From the image above, it’s clear that the next level block is 0x3ec4. This implies that in order to locate dirents with hash values falling between 0xdb1ebe56 and 0xdf264dc2, we should examine logical block 0x3ec4.
The debugfs
command, specifically bd -f <inode> <logical block number>
, dumps the logical block content for a given inode.
The following is the dump of logical block number 0x3ec4:
We are now at a depth of 1 within the htree, signifying that the block number provided in the image above corresponds to a leaf block. Within this leaf block, we find dirents with hash values falling between 0xde6c4378 and 0xde6e93f6. Which means, the block 0x1825 contains the dirent for the ‘target-file’.
The following is the dump of logical block 0x1825 (leaf block):
As we can observe in the highlighted region, we have successfully located the dirent we were searching for. The struct ext4_dir_entry_2
is the data structure used to represent directory entries on the disk.
struct ext4_dir_entry_2 { __le32 inode; /* Inode number */ __le16 rec_len; /* Directory entry length */ __u8 name_len; /* Name length */ __u8 file_type; char name[EXT4_NAME_LEN]; /* File name */ };
We can confirm the inode number using ls -i
, and as a result, we have successfully determined the on-disk location of the requested file’s dirent.

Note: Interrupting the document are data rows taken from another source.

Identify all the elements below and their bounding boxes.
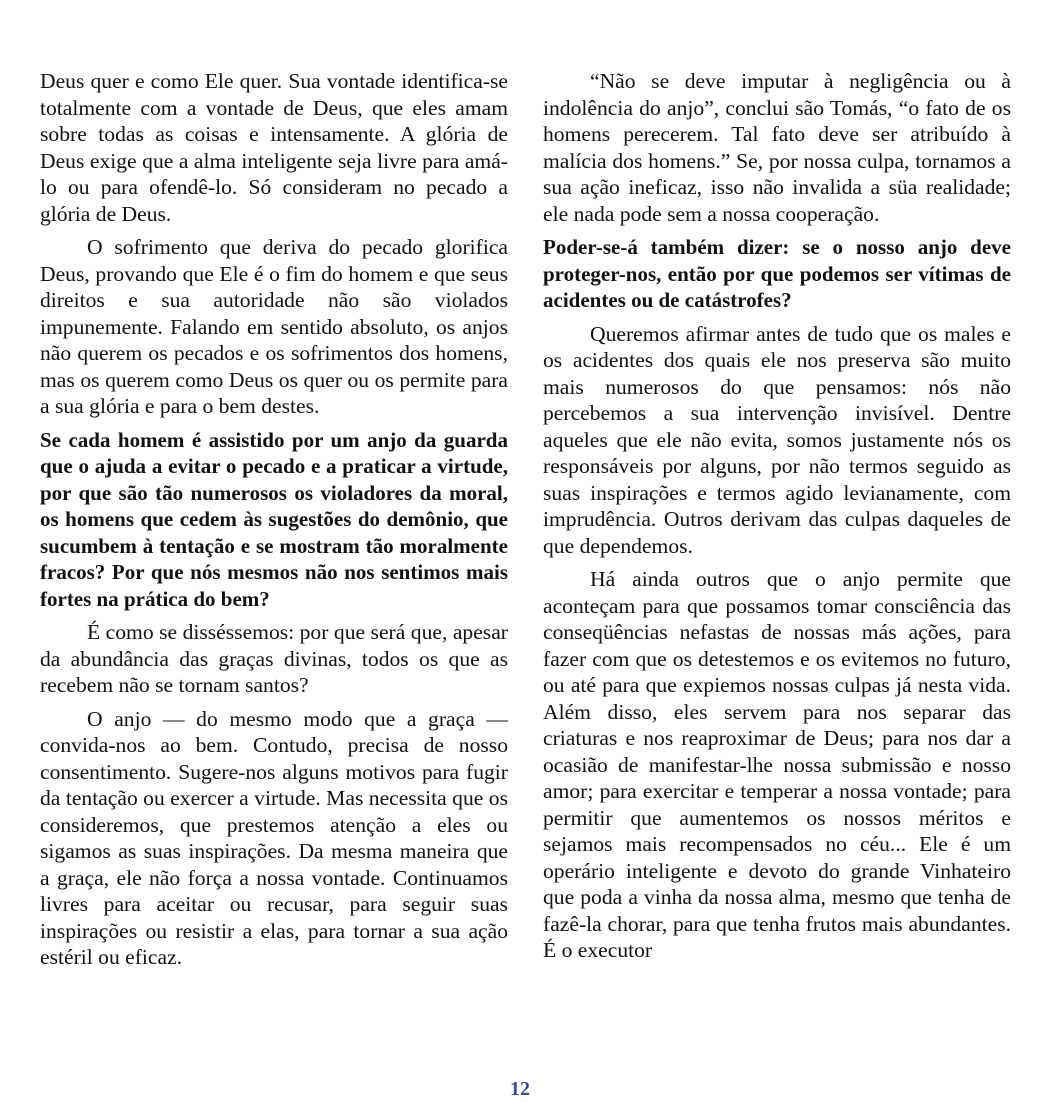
left-paragraph-3: É como se disséssemos: por que será que, apesar da abundância das graças divinas, todos os que as recebem não se tornam santos? bbox=[40, 620, 508, 697]
left-column bbox=[40, 68, 508, 978]
left-paragraph-2: O sofrimento que deriva do pecado glorifica Deus, provando que Ele é o fim do homem e que seus direitos e sua autoridade não são violados impunemente. Falando em sentido absoluto, os anjos não querem os pecados e os sofrimentos dos homens, mas os querem como Deus os quer ou os permite para a sua glória e para o bem destes. bbox=[40, 235, 508, 418]
left-paragraph-1: Deus quer e como Ele quer. Sua vontade identifica-se totalmente com a vontade de Deus, que eles amam sobre todas as coisas e intensamente. A glória de Deus exige que a alma inteligente seja livre para amá-lo ou para ofendê-lo. Só consideram no pecado a glória de Deus. bbox=[40, 69, 508, 226]
left-question-heading: Se cada homem é assistido por um anjo da guarda que o ajuda a evitar o pecado e a praticar a virtude, por que são tão numerosos os violadores da moral, os homens que cedem às sugestões do demônio, que sucumbem à tentação e se mostram tão moralmente fracos? Por que nós mesmos não nos sentimos mais fortes na prática do bem? bbox=[40, 427, 508, 611]
right-paragraph-1: “Não se deve imputar à negligência ou à indolência do anjo”, conclui são Tomás, “o fato de os homens perecerem. Tal fato deve ser atribuído à malícia dos homens.” Se, por nossa culpa, tornamos a sua ação ineficaz, isso não invalida a süa realidade; ele nada pode sem a nossa cooperação. bbox=[543, 69, 1011, 226]
right-column bbox=[543, 68, 1011, 971]
right-paragraph-3: Há ainda outros que o anjo permite que aconteçam para que possamos tomar consciência das conseqüências nefastas de nossas más ações, para fazer com que os detestemos e os evitemos no futuro, ou até para que expiemos nossas culpas já nesta vida. Além disso, eles servem para nos separar das criaturas e nos reaproximar de Deus; para nos dar a ocasião de manifestar-lhe nossa submissão e nosso amor; para exercitar e temperar a nossa vontade; para permitir que aumentemos os nossos méritos e sejamos mais recompensados no céu... Ele é um operário inteligente e devoto do grande Vinhateiro que poda a vinha da nossa alma, mesmo que tenha de fazê-la chorar, para que tenha frutos mais abundantes. É o executor bbox=[543, 567, 1011, 962]
page-number: 12 bbox=[510, 1078, 530, 1100]
right-paragraph-2: Queremos afirmar antes de tudo que os males e os acidentes dos quais ele nos preserva são muito mais numerosos do que pensamos: nós não percebemos a sua intervenção invisível. Dentre aqueles que ele não evita, somos justamente nós os responsáveis por alguns, por não termos seguido as suas inspirações e termos agido levianamente, com imprudência. Outros derivam das culpas daqueles de que dependemos. bbox=[543, 321, 1011, 558]
right-question-heading: Poder-se-á também dizer: se o nosso anjo deve proteger-nos, então por que podemos ser vítimas de acidentes ou de catástrofes? bbox=[543, 235, 1011, 312]
left-paragraph-4: O anjo — do mesmo modo que a graça — convida-nos ao bem. Contudo, precisa de nosso consentimento. Sugere-nos alguns motivos para fugir da tentação ou exercer a virtude. Mas necessita que os consideremos, que prestemos atenção a eles ou sigamos as suas inspirações. Da mesma maneira que a graça, ele não força a nossa vontade. Continuamos livres para aceitar ou recusar, para seguir suas inspirações ou resistir a elas, para tornar a sua ação estéril ou eficaz. bbox=[40, 706, 508, 969]
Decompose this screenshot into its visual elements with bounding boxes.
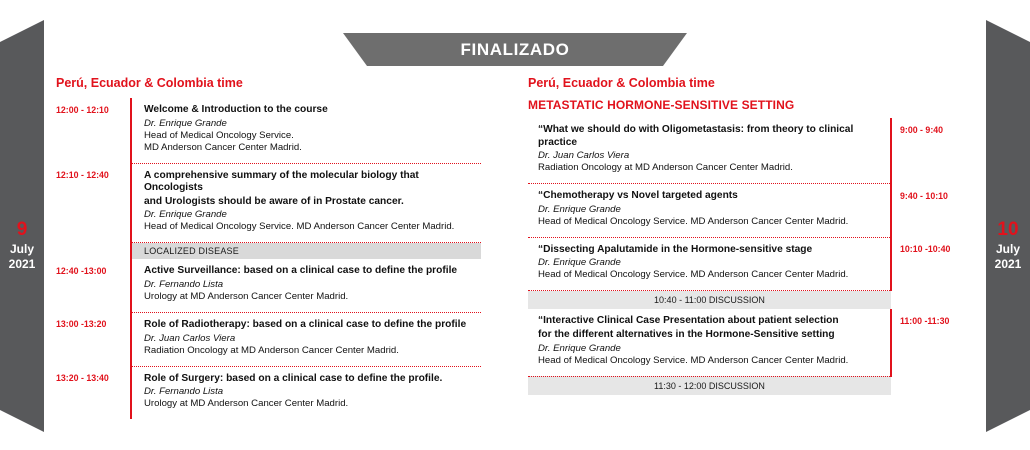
session-time: 10:10 -10:40 (900, 244, 951, 255)
session-details (528, 118, 891, 184)
band-spacer (891, 376, 978, 395)
session-speaker: Dr. Fernando Lista (144, 386, 224, 398)
session-time: 12:10 - 12:40 (56, 170, 109, 181)
session-title: for the different alternatives in the Hormone-Sensitive setting (538, 328, 835, 340)
table-row (528, 376, 978, 395)
table-row (56, 163, 481, 243)
section-title-right: METASTATIC HORMONE-SENSITIVE SETTING (528, 98, 795, 112)
session-title: “Dissecting Apalutamide in the Hormone-sensitive stage (538, 243, 813, 255)
session-affiliation: Head of Medical Oncology Service. MD Anderson Cancer Center Madrid. (144, 221, 455, 233)
session-speaker: Dr. Juan Carlos Viera (144, 332, 236, 344)
day-number-left: 9 (16, 219, 28, 240)
discussion-band-label: 11:30 - 12:00 DISCUSSION (528, 376, 891, 395)
session-speaker: Dr. Enrique Grande (144, 209, 227, 221)
session-title: “What we should do with Oligometastasis: from theory to clinical practice (538, 124, 854, 148)
day-one-column (56, 76, 481, 419)
session-time: 11:00 -11:30 (900, 316, 950, 327)
band-spacer (891, 291, 978, 310)
session-affiliation: Urology at MD Anderson Cancer Center Madrid. (144, 290, 349, 302)
day-two-column (528, 76, 978, 395)
table-row (56, 243, 481, 260)
day-number-right: 10 (997, 219, 1019, 240)
session-affiliation: Head of Medical Oncology Service. MD Anderson Cancer Center Madrid. (538, 215, 849, 227)
band-spacer (56, 243, 131, 260)
discussion-band-label: 10:40 - 11:00 DISCUSSION (528, 291, 891, 310)
status-badge: FINALIZADO (460, 40, 570, 59)
session-affiliation: Head of Medical Oncology Service. MD Anderson Cancer Center Madrid. (538, 269, 849, 281)
day-month-right: July (995, 242, 1020, 256)
session-time: 9:00 - 9:40 (900, 125, 944, 135)
session-affiliation: Radiation Oncology at MD Anderson Cancer Center Madrid. (538, 162, 793, 174)
table-row (56, 98, 481, 163)
session-title: Role of Radiotherapy: based on a clinical case to define the profile (144, 318, 467, 330)
session-title: “Chemotherapy vs Novel targeted agents (538, 190, 738, 202)
session-time: 13:00 -13:20 (56, 319, 107, 330)
session-time: 9:40 - 10:10 (900, 190, 948, 201)
session-time: 13:20 - 13:40 (56, 373, 109, 384)
session-speaker: Dr. Fernando Lista (144, 278, 224, 290)
day-year-left: 2021 (8, 257, 36, 271)
session-details (528, 184, 891, 238)
session-details (131, 312, 481, 366)
section-band-label: LOCALIZED DISEASE (131, 243, 481, 260)
session-title: Active Surveillance: based on a clinical case to define the profile (144, 265, 458, 277)
day-year-right: 2021 (994, 257, 1022, 271)
session-affiliation: Head of Medical Oncology Service. (144, 129, 294, 141)
session-speaker: Dr. Enrique Grande (538, 342, 621, 354)
table-row (528, 309, 978, 376)
schedule-table-right (528, 118, 978, 395)
session-affiliation: Urology at MD Anderson Cancer Center Madrid. (144, 398, 349, 410)
session-title: Welcome & Introduction to the course (144, 104, 328, 115)
session-time: 12:40 -13:00 (56, 266, 107, 277)
session-title: “Interactive Clinical Case Presentation about patient selection (538, 315, 839, 327)
session-title: and Urologists should be aware of in Prostate cancer. (144, 195, 404, 207)
session-details (131, 259, 481, 312)
table-row (528, 118, 978, 184)
session-time: 12:00 - 12:10 (56, 105, 109, 115)
table-row (528, 291, 978, 310)
table-row (56, 366, 481, 419)
status-banner (343, 33, 687, 66)
timezone-label-left: Perú, Ecuador & Colombia time (56, 76, 243, 90)
session-details (528, 309, 891, 376)
session-details (131, 163, 481, 243)
day-tab-left (0, 20, 44, 432)
session-speaker: Dr. Enrique Grande (538, 257, 621, 269)
session-details (131, 98, 481, 163)
timezone-label-right: Perú, Ecuador & Colombia time (528, 76, 715, 90)
session-affiliation: MD Anderson Cancer Center Madrid. (144, 141, 302, 153)
table-row (56, 259, 481, 312)
table-row (56, 312, 481, 366)
table-row (528, 237, 978, 291)
session-speaker: Dr. Enrique Grande (538, 203, 621, 215)
session-affiliation: Radiation Oncology at MD Anderson Cancer Center Madrid. (144, 344, 399, 356)
session-details (528, 237, 891, 291)
session-title: Role of Surgery: based on a clinical case to define the profile. (144, 372, 443, 384)
session-affiliation: Head of Medical Oncology Service. MD Anderson Cancer Center Madrid. (538, 354, 849, 366)
schedule-table-left (56, 98, 481, 419)
session-speaker: Dr. Juan Carlos Viera (538, 150, 630, 162)
session-details (131, 366, 481, 419)
day-tab-right (986, 20, 1030, 432)
table-row (528, 184, 978, 238)
session-title: A comprehensive summary of the molecular biology that Oncologists (144, 169, 419, 194)
session-speaker: Dr. Enrique Grande (144, 117, 227, 129)
day-month-left: July (9, 242, 34, 256)
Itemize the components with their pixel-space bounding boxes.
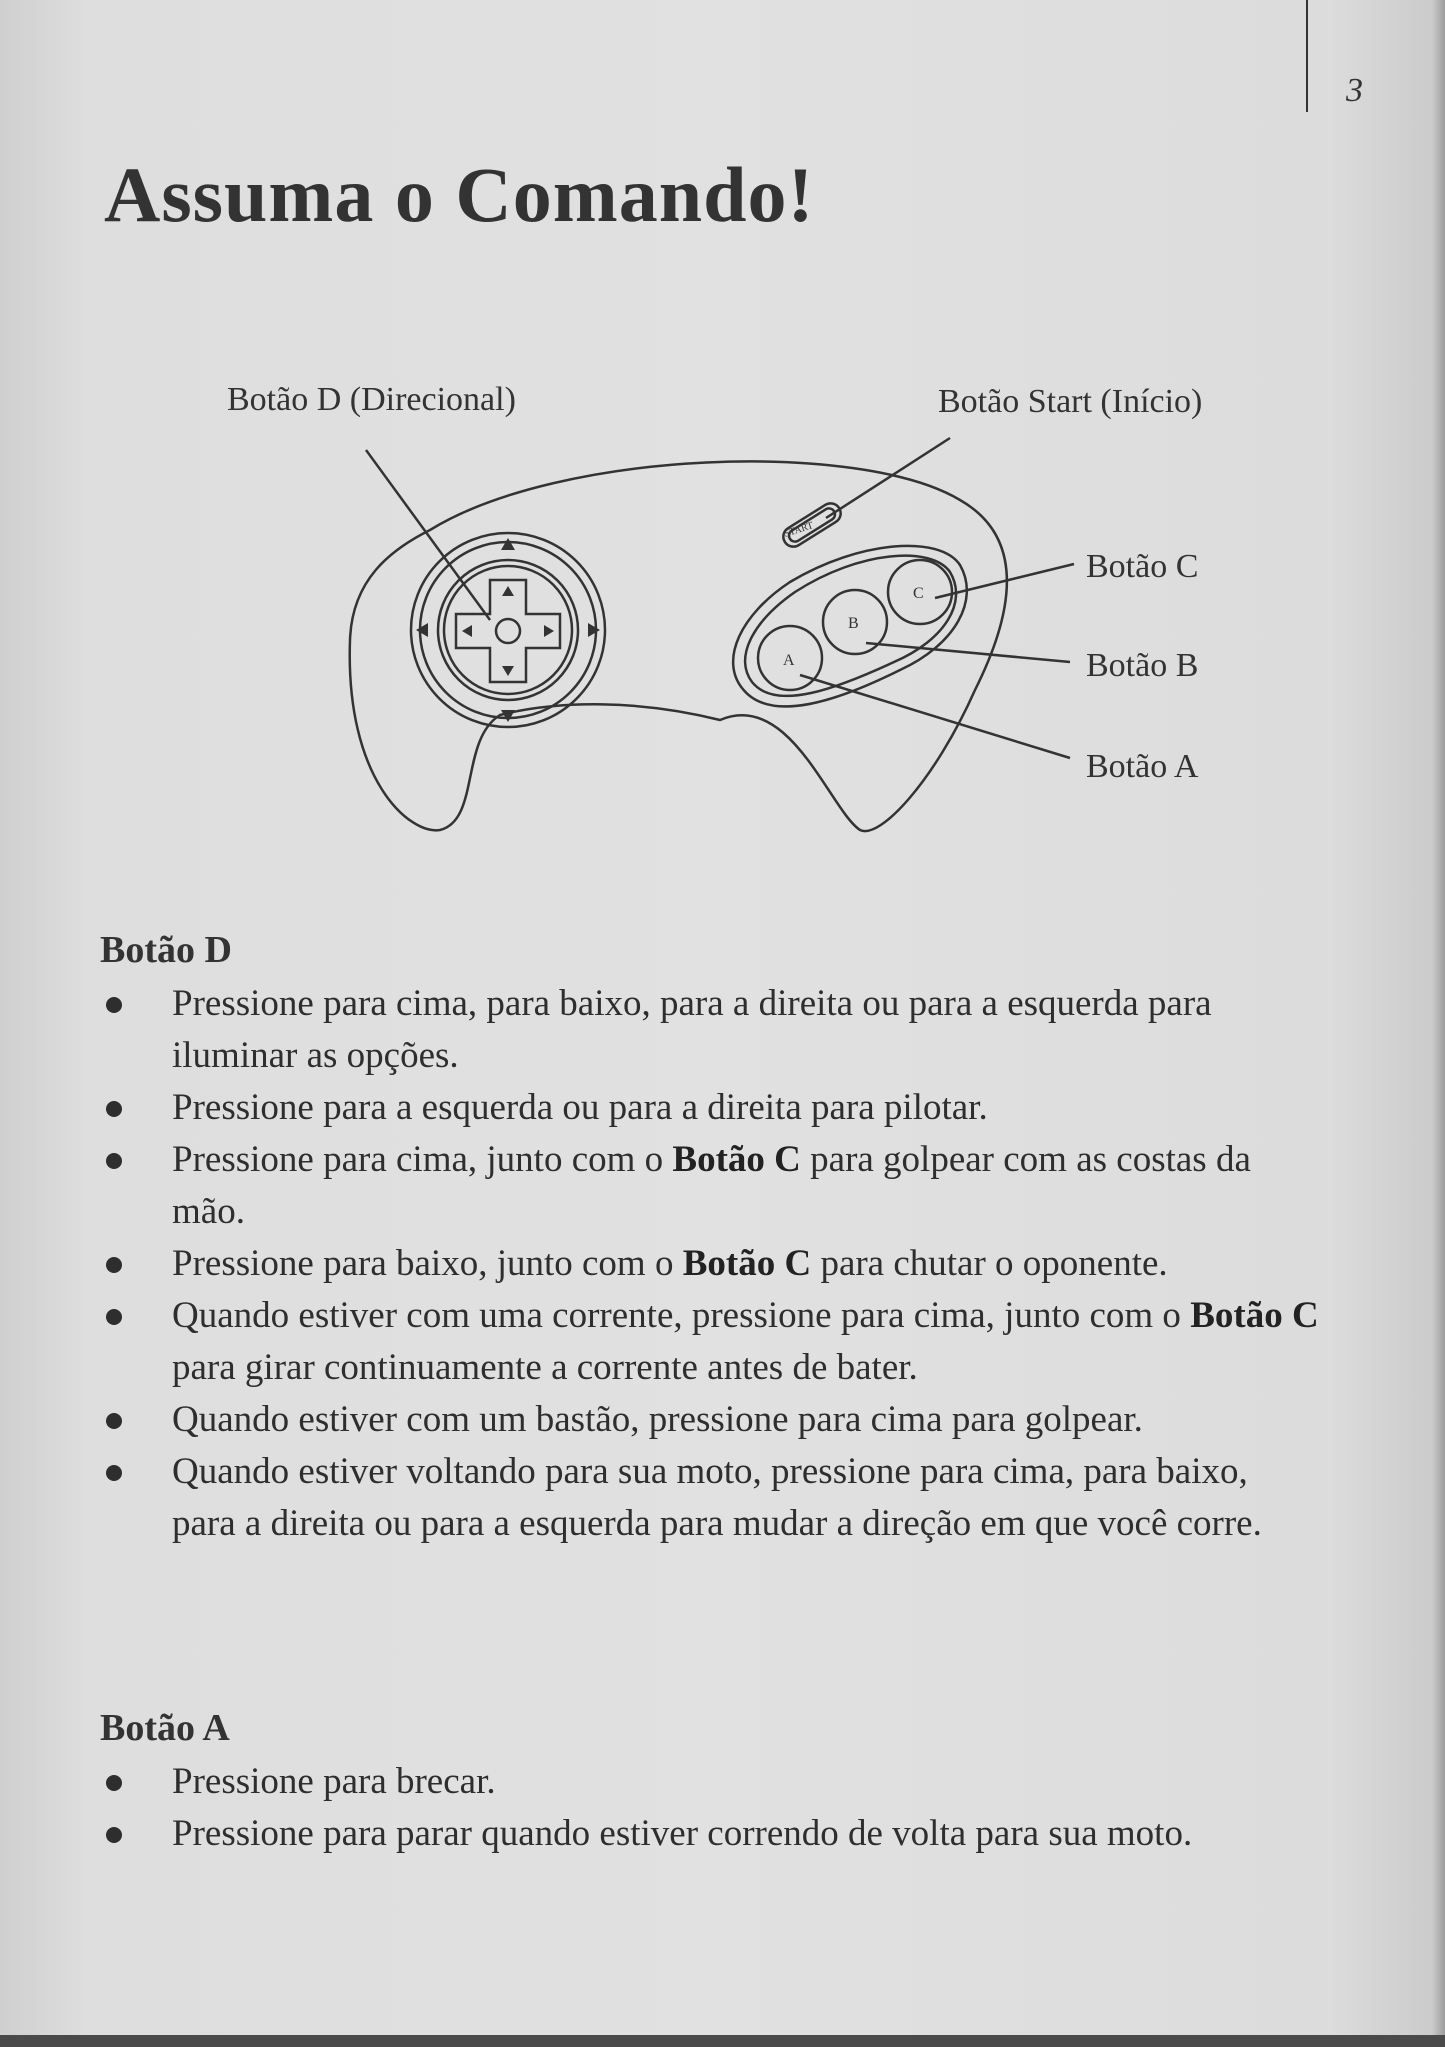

When a filename is given, we’ve explored the process of searching for the file. However, it’s worth considering what happens in the event of a hash collision. In such cases, it’s important to note that the hash value is primarily used to locate the block that contains dirents with a range of hash values. Initially, in the event of collison, dirents with the same hash values are accommodated within a block. However, if all the colliding dirents cannot fit within a single block, a new block is created. The dirents are then redistributed between these two blocks. This process is not different from what usually happens when a block becomes filled in a normal case. The key difference arises during the search for a dirent whose hash has multiple collisions. In this case, hash collided dirents may span multiple blocks, the search operation is perfomed on all of these blocks.
In this article, we have explored various algorithms involved in the process of searching for a file within an ext4 filesystem. These algorithms, including hash-based indexing, binary search, and linear searches, work together to efficiently locate and retrieve files from the filesystem.